Damit ist auf die von der Revisionsgegnerin - schon in der Klage - aufgeworfene Frage einzugehen, ob das Anbringen von Erinnerungen bzw die Erhebung eines Rekurses überhaupt geeignet gewesen wäre, den entstandenen Schaden zu verhindern. Die Klägerin vertritt dazu die Auffassung, die Frist zur Erhebung der Prüfungsklage sei zum fraglichen Zeitpunkt bereits abgelaufen gewesen, sodass der durch die unterlassene Zustellung entstandene Schaden nicht mehr abgewendet hätte werden können; die in der Prüfungstagsatzung vom 10. 4. 2002 bestimmte Frist von drei Monaten habe - unter Berücksichtigung des Umstandes, dass es sich um ein Vielparteienverfahren handle - mit der Verkündung begonnen und damit am 10. 7. 2002 geendet. Dem hat das Berufungsgericht entgegengehalten, die Klagefrist sei im Sinne des § 131 Abs 3 KO noch offen gewesen, weil die Zustellung der fristauslösenden Verständigung von der Forderungsbestreitung noch nicht erfolgt gewesen sei und daher die Frist nach den §§ 124 f ZPO noch nicht ablaufen habe können; auch bei Unterlassen einer solchen Zustellung sei die Klagefrist noch „offen", stelle doch § 131 Abs 3 KO lediglich darauf ab, ob noch eine Klage nach § 110 Abs 4 KO eingebracht werden könne oder nicht.

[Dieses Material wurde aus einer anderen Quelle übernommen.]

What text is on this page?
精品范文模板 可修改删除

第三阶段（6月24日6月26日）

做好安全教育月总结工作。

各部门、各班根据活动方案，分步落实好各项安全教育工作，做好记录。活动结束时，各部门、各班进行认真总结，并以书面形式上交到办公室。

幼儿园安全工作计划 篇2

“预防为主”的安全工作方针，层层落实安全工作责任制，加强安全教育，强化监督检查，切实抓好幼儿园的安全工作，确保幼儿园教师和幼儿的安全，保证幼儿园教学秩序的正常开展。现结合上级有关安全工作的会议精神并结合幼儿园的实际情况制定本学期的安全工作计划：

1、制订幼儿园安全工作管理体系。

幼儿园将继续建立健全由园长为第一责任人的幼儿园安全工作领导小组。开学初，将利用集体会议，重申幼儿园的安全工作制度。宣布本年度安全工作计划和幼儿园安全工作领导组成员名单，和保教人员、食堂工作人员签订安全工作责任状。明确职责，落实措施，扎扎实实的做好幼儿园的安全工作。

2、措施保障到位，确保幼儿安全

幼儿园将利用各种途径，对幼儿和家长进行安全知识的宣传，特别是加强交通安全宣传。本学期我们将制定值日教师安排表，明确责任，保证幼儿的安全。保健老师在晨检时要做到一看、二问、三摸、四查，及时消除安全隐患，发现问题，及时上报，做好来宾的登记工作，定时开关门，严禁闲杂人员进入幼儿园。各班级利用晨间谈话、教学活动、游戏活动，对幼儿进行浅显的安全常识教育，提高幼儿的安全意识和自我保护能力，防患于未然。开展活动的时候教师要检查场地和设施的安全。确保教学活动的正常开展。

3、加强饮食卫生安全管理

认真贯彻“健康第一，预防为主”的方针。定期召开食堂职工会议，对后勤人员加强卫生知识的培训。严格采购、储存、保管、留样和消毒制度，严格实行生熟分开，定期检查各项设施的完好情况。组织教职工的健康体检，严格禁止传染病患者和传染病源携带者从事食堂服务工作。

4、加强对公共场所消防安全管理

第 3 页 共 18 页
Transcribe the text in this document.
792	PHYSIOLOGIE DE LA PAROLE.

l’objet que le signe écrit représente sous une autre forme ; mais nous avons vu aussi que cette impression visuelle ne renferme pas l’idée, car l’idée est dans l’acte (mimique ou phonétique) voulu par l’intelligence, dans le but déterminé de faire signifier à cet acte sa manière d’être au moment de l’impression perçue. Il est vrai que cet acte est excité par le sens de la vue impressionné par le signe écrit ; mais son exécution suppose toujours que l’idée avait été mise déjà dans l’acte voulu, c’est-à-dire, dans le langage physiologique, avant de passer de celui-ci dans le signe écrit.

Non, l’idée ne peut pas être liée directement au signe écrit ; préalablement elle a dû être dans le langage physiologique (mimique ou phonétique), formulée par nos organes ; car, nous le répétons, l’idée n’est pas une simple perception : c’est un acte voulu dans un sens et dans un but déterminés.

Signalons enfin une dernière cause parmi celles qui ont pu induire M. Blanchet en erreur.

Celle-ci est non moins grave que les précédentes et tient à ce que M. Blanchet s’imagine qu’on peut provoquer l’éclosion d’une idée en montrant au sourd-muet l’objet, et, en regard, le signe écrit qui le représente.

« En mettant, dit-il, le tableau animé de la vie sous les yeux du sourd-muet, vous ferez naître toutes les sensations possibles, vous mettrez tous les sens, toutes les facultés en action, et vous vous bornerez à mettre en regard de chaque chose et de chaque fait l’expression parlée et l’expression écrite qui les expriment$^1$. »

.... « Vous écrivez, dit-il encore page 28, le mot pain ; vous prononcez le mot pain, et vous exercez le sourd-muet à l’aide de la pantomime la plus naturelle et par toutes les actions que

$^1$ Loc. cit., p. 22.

Der erkennende Senat schließt sich der Rechtsauffassung des Berufungsgerichts in diesem Punkt an. Gemäß § 171 KO ist auf das Konkursverfahren die ZPO sinngemäß anzuwenden. Da für die Verständigung von der Bestreitung und der gerichtlichen Bestimmung der Klagefrist keine konkursrechtlichen Sonderbestimmungen bestehen, ist der Fristbeginn für jeden Gläubiger einer bestrittenen Forderung individuell zu bestimmen. Jedenfalls für Gläubiger, die bei der Verkündung des Beschlusses in einer Tagsatzung nicht anwesend waren, beginnt die vom Gericht bestimmte Klagefrist gemäß §§ 124, 426 Abs 2 ZPO mit der Zustellung der schriftlichen Ausfertigung (ebenso Kodek in Bartsch/Pollak/Buchegger IV4 § 110 KO Rz 56 unter Hinweis auf Konecny in Konecny/Schubert § 110 Rz 29). War aber die der Klägerin zustehende Klagefrist im dargelegten Sinn noch „offen", hätte das Konkursgericht im Falle entsprechender Erinnerungen gegen den Verteilungsentwurf - ebenso das Rekursgericht bei einem Rekurs gegen den Verteilungsbeschluss - den Umstand aufgreifen müssen, dass über die Berechtigung der von der Klägerin angemeldeten Forderung noch nicht Klarheit besteht, sodass diese jedenfalls nicht endgültig unberücksichtigt bleiben darf. Da bei Beurteilung der Kausalität der Rettungspflichtverletzung von einem rechtmäßigen Vorgehen der Behörde nach dem Hinweis auf den (drohenden) Fehler auszugehen ist, muss angenommen werden, dass die Erhebung von Erinnerungen bzw eines Rekurses den geltend gemachten Schaden abgewendet hätte.

Damit erweist sich das Ersatzbegehren als unberechtigt.

Die Kostenentscheidung beruht auf den §§ 50 Abs 1, 41 Abs 1 ZPO.